The more I read, the less I believe in dieting. We think as human beings that we have a monopoly on intelligence but that is not the case in my opinion. Our bodies are more intelligent than we think. We cannot outwit our bodies by pretending that cauliflower is real rice or that courgetti is really spaghetti. Our bodies will fight back through cravings which can often lead to binges and/or purging (through vomiting or overexercise) and then back to restriction again, therefore undoing all our ‘dieting’ efforts. I choose not to fall into this trap.
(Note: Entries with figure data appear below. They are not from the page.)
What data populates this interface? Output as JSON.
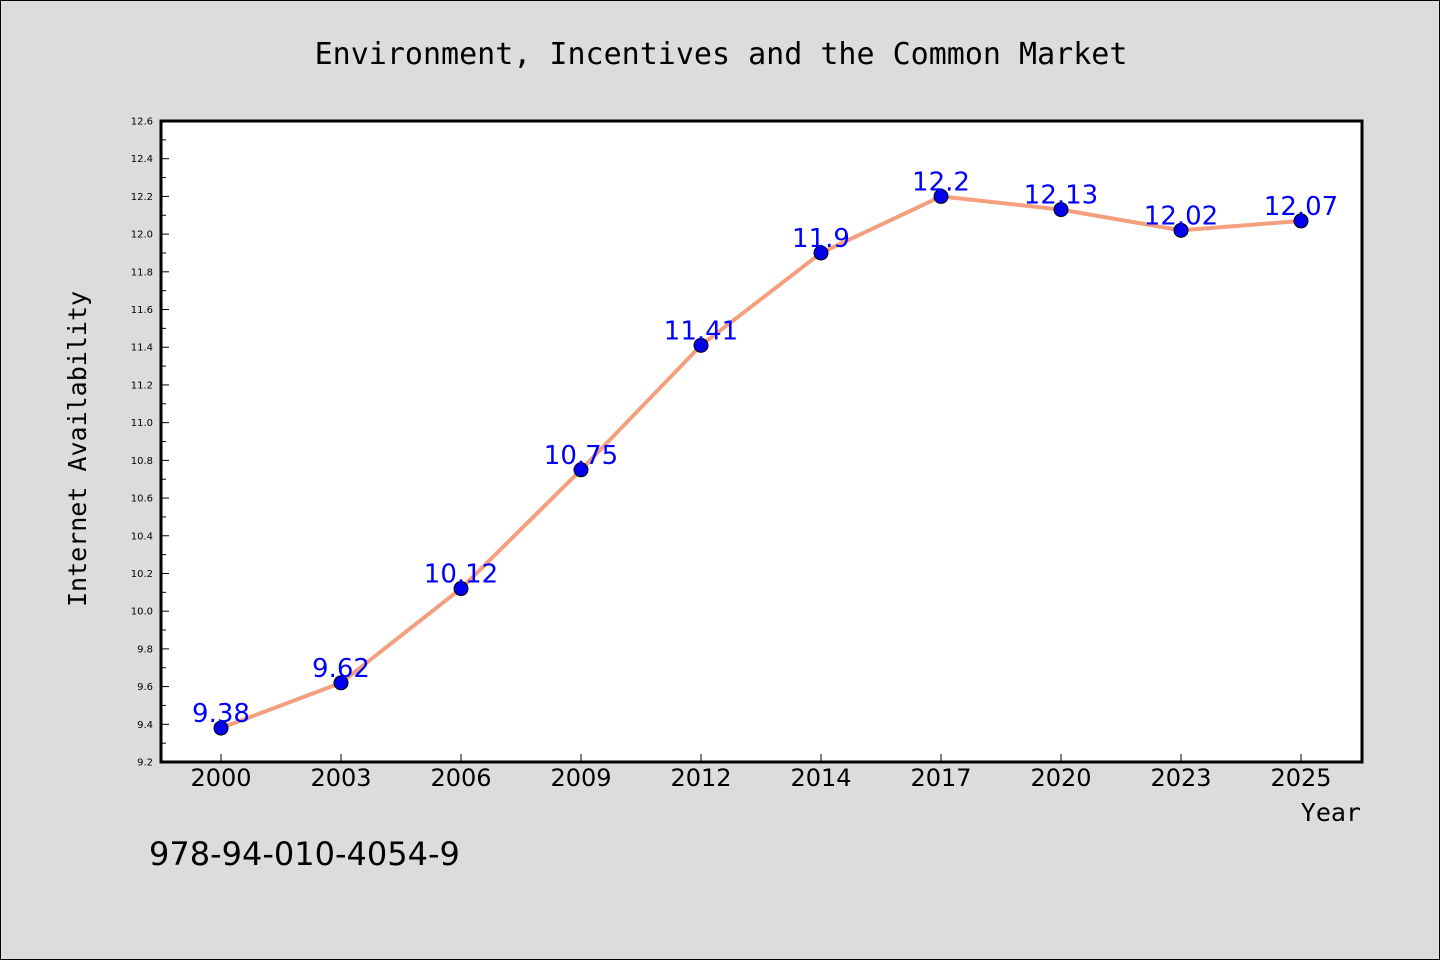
{
  "chart_data": {
    "type": "line",
    "title": "Environment, Incentives and the Common Market",
    "xlabel": "Year",
    "ylabel": "Internet Availability",
    "categories": [
      "2000",
      "2003",
      "2006",
      "2009",
      "2012",
      "2014",
      "2017",
      "2020",
      "2023",
      "2025"
    ],
    "series": [
      {
        "values": [
          9.38,
          9.62,
          10.12,
          10.75,
          11.41,
          11.9,
          12.2,
          12.13,
          12.02,
          12.07
        ],
        "data_labels": [
          "9.38",
          "9.62",
          "10.12",
          "10.75",
          "11.41",
          "11.9",
          "12.2",
          "12.13",
          "12.02",
          "12.07"
        ],
        "line_color": "#f4a07f",
        "marker_color": "#0000ee",
        "label_color": "#0000ff"
      }
    ],
    "ylim": [
      9.2,
      12.6
    ],
    "yticks": [
      "9.2",
      "9.4",
      "9.6",
      "9.8",
      "10.0",
      "10.2",
      "10.4",
      "10.6",
      "10.8",
      "11.0",
      "11.2",
      "11.4",
      "11.6",
      "11.8",
      "12.0",
      "12.2",
      "12.4",
      "12.6"
    ],
    "grid": false,
    "legend": "none"
  },
  "footer": {
    "isbn": "978-94-010-4054-9"
  },
  "colors": {
    "background": "#dcdcdc",
    "plot_background": "#ffffff"
  }
}
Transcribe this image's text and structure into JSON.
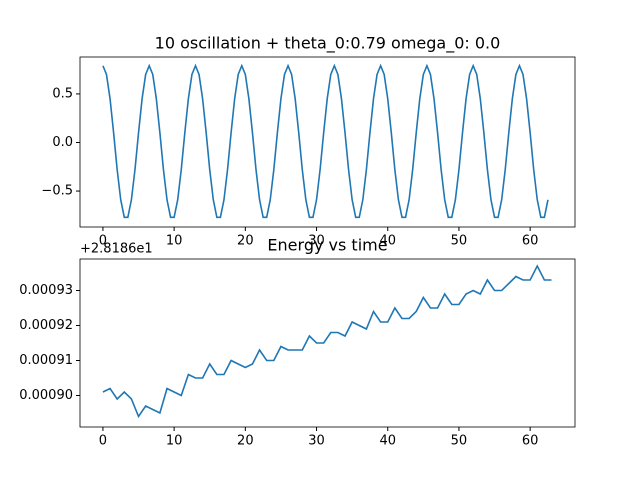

What can I do to avoid the chewing gum and the dog mess?

  1. Educate myself. Read lots of literature about the dangers of dieting, recovery from eating disorders and other literature which boosts my self esteem without reference to my size or shape. This has been a godsend.
  2. Remind myself that everyone’s story is different and so are our journeys in life.
  3. Ask myself whether I want to return to the depths of the eating disorder (the answer will always be no). I am by no means ‘recovered’ but ‘recovering’, with all it’s physical and mental side effects, is much better than being trapped in an eating disorder.
  4. Avoid comparing myself to others. Physically or in terms of nutrition. I always used to find it weird to be ‘complemented’ on my unhealthy and manipulated weight. In fact, I used to smirk. Not because I was proud of my shape or size but because I always used to think ‘if only you knew’. If only they knew the hellish existence I lived to maintain that size, they would pity rather than complement me.
  5. Remember that I am MORE THAN and so are YOU. Yep, you heard me. More than our size or weight. More than our bodies. More than our race, gender or other descriptor. More than our names and more than our diagnosis. More than the labels others tag us with and even more than the labels we tag ourselves. More than the food we eat and more than the way we look. Our bodies, in my humble opinion,  are not the key to our happiness. They are simply vehicles which help us live, thrive and navigate life’s obstacles. These vessel will wither, fade away and eventually go onto the scrap heap. I chose therefore to respect, take care of and nourish this vessel. But, I will not worship it. My body is not my god. Nor will I idolise food, diets, fads nor anything else man-made which claims to be the key, the secret, the elusive elixir of life. Don’t get me wrong. Health is wealth but how to enjoy good health is likely not through a lifetime of dieting/restricting or the inverse, bingeing.
  6. In keeping with the thought that I AM MORE THAN WHAT I EAT, I choose to use my time and mind in meaningful ways which benefit myself and others, such as helping those who struggle with literacy and warning people about the dangers of dieting and how diets can lead to eating disorders for those with a predisposition to such disorders. I also choose to spend my time and mind focusing on what I can do rather than how I look. This does not mean I will ‘let myself go’ and stop taking pride in my appearance. It simply means this will rank lower in my list of life priorities. I want to spend good time in the company of others rather than obsessing over food and therefore isolating myself.
  7. Finally, I choose to remember that in the end, WE ALL DIE. It really is that simple. We cannot name the day or time. Some things are beyond our control. I have seen people die prematurely from all sorts of illness who were not overweight. What I remember about these individuals is not their weight or ‘height’. What I remember about them is their compassion towards me, their attempts to understand me, the way they made me laugh, the way they allowed me to cry and be vulnerable in their company. In conclusion, what I remember is the way THEY LOVED ME – for who I am on the inside, not what I am on the outside.